Trend Analysis and Forecasting
A trendline, also referred to as a line of best fit, is a straight or curved line on a chart that shows the general pattern or overall direction of the data. Trend analysis is most often used to show data movement over time, particularly to estimate data in future years. You can decide on a target based on the trendline projection. An important consideration in trend analysis is how far back to go; that is, when to start the trendline.
Tools like Excel can be used to add a trendline to a chart and extend the trendline to future years (forecast). There are different options for doing trend analysis and forecasts in Excel, depending on the type of data you have.
Statistical analysis can be used to help predict future results and thus, targets, using additional data such as population data, regional data, or outliers.
For each of the approaches, consider changes in state circumstances that may impact performance in any given year, such as data quality issues or the scope and status of improvement initiatives. There may be legitimate reasons for maintaining stability for a few years, and targets may remain the same for several years.
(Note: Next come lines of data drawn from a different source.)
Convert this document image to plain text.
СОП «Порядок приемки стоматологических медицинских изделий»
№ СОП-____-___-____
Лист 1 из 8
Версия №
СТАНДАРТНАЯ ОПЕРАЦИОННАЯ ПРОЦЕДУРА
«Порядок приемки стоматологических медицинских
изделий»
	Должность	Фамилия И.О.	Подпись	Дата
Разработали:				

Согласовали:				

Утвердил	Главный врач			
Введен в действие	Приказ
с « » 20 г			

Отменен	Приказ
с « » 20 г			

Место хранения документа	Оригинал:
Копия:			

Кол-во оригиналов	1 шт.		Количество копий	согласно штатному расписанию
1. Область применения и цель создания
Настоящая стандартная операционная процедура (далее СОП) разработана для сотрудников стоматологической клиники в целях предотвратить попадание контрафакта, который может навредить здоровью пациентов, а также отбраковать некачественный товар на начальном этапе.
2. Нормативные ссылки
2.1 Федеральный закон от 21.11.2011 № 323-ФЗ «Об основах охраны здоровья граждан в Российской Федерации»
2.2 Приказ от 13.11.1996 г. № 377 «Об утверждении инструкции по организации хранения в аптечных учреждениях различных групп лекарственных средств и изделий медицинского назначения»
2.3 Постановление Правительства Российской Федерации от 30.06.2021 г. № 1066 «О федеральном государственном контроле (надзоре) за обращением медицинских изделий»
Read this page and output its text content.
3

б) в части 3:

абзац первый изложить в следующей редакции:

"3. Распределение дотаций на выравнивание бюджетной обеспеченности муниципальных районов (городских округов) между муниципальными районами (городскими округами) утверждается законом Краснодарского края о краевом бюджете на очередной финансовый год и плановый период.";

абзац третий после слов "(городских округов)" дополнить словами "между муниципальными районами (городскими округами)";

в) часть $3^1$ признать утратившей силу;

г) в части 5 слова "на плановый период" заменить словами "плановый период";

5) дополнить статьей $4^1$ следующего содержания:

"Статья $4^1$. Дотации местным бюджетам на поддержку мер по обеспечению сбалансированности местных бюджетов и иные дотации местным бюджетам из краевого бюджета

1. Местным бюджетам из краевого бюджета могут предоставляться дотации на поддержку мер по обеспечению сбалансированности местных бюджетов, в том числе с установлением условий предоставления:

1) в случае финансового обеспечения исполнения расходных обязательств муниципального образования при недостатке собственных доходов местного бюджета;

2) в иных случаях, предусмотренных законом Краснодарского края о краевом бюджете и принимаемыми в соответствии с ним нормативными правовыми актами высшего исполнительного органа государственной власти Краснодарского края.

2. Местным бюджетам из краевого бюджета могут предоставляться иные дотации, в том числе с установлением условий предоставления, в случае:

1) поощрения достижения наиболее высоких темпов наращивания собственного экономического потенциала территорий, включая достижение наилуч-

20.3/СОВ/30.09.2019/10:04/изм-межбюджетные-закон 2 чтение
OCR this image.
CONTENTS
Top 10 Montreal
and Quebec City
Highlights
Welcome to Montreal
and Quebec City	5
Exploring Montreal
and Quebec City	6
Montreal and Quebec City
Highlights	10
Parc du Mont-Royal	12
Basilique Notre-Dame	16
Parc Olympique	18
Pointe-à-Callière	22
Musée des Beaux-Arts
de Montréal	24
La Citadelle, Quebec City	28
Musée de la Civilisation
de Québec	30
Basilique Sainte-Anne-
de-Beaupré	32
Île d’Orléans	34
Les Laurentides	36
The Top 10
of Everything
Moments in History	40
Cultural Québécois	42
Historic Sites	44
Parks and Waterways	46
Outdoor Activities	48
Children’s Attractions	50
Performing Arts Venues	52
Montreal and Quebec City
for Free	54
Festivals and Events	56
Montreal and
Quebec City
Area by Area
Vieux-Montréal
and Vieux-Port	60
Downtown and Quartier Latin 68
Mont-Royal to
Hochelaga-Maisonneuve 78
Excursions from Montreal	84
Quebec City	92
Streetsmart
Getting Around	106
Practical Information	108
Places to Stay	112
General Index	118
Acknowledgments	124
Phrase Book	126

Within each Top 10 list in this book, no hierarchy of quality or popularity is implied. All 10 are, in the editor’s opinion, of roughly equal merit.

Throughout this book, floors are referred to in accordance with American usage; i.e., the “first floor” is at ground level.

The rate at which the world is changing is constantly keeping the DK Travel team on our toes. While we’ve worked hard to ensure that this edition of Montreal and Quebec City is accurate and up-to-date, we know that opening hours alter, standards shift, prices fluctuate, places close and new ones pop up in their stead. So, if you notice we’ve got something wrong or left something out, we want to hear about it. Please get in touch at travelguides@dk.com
Similarly, targets in the intervening years may increase incrementally, but not by the same amount each year. However, targets must show improvement from the baseline in the end.
An effective way to engage stakeholders in the target-setting process is to present multiple options for targets, explain the rationale for each, and solicit feedback. Presenting these options visually, e.g., all on one graph, allows stakeholders to see the impact of each approach. An example is presented in Figure 8 in the Examples of Data Visualization section.
1Hubbard, K., Makram, T., Klein, R., & Huang, D. 2020. Target-Setting Methods in Healthy People 2030. Healthy People Statistical Notes.